– Поняла… – грустно проговорила Света и тут же подпрыгнула на стуле: – Бли-и-ин!
– Что такое? – всполошилась Лида.
– У меня же пробный образ сегодня в двенадцать!.. Надо написать, что я не приду…
– Вот я тебе и говорю, Чернова: давай уже просыпайся! Кота своего отпускай и за телефон берись. Чем быстрее ты со всей этой фигнёй разберёшься – тем лучше. А вечером давай с нами в «Дикий Восток», отпразднуем это дело…
– Не-е-е… – При мысли об очередной вакханалии Света болезненно поморщилась. – Мне вчерашнего хватило…
– Ну, смотри сама, – усмехнулась Лида и, сделав последний глоток, со стуком вернула чашку на стол. – Всё, я поехала!
Она решительно встала – откуда, спрашивается, столько энергии? – и направилась в прихожую.

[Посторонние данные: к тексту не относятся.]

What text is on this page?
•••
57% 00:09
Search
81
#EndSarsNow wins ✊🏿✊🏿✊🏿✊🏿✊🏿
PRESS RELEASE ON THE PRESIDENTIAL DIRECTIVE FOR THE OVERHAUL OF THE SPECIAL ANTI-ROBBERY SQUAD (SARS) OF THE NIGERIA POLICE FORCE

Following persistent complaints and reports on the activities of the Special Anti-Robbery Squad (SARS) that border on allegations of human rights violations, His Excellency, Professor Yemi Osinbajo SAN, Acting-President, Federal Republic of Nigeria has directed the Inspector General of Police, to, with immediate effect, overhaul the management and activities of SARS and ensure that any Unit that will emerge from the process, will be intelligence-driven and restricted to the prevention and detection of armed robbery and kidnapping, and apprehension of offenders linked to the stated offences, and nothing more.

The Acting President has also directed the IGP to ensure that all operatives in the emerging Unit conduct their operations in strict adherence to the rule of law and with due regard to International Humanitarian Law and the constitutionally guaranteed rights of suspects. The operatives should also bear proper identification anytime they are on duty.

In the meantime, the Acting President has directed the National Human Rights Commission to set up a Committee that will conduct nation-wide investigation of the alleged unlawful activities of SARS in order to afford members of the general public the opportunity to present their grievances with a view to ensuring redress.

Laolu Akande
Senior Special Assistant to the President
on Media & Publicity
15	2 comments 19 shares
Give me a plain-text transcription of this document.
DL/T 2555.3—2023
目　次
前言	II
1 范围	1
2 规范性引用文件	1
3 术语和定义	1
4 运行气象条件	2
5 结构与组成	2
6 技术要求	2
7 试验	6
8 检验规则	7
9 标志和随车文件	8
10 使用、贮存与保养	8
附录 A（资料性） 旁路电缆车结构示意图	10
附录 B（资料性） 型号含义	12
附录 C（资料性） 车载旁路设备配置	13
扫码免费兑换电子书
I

Свете ничего не оставалось, как со вздохом подняться следом.
– Сообщи, как всё прошло, – строго наказала ей Лида, накидывая плащ. И, подмигнув, добавила: – А насчёт вечера подумай. Времени ещё много, отойти успеешь.
– Ладно, подумаю… – с улыбкой пообещала Света, одной рукой придерживая Федота, а другой отпирая замки.
Лида между тем ловко впрыгнула в туфли и подхватила с вешалки сумочку.
– Ну всё, давай! – Она наклонилась и чмокнула подругу в щёку. – Я позвоню.
– Хорошо! – кивнула Света. – Спасибо за вечер!
Закрыв входную дверь, она нехотя вернулась в спальню. Села на кровать, посадила котёнка рядом с собой…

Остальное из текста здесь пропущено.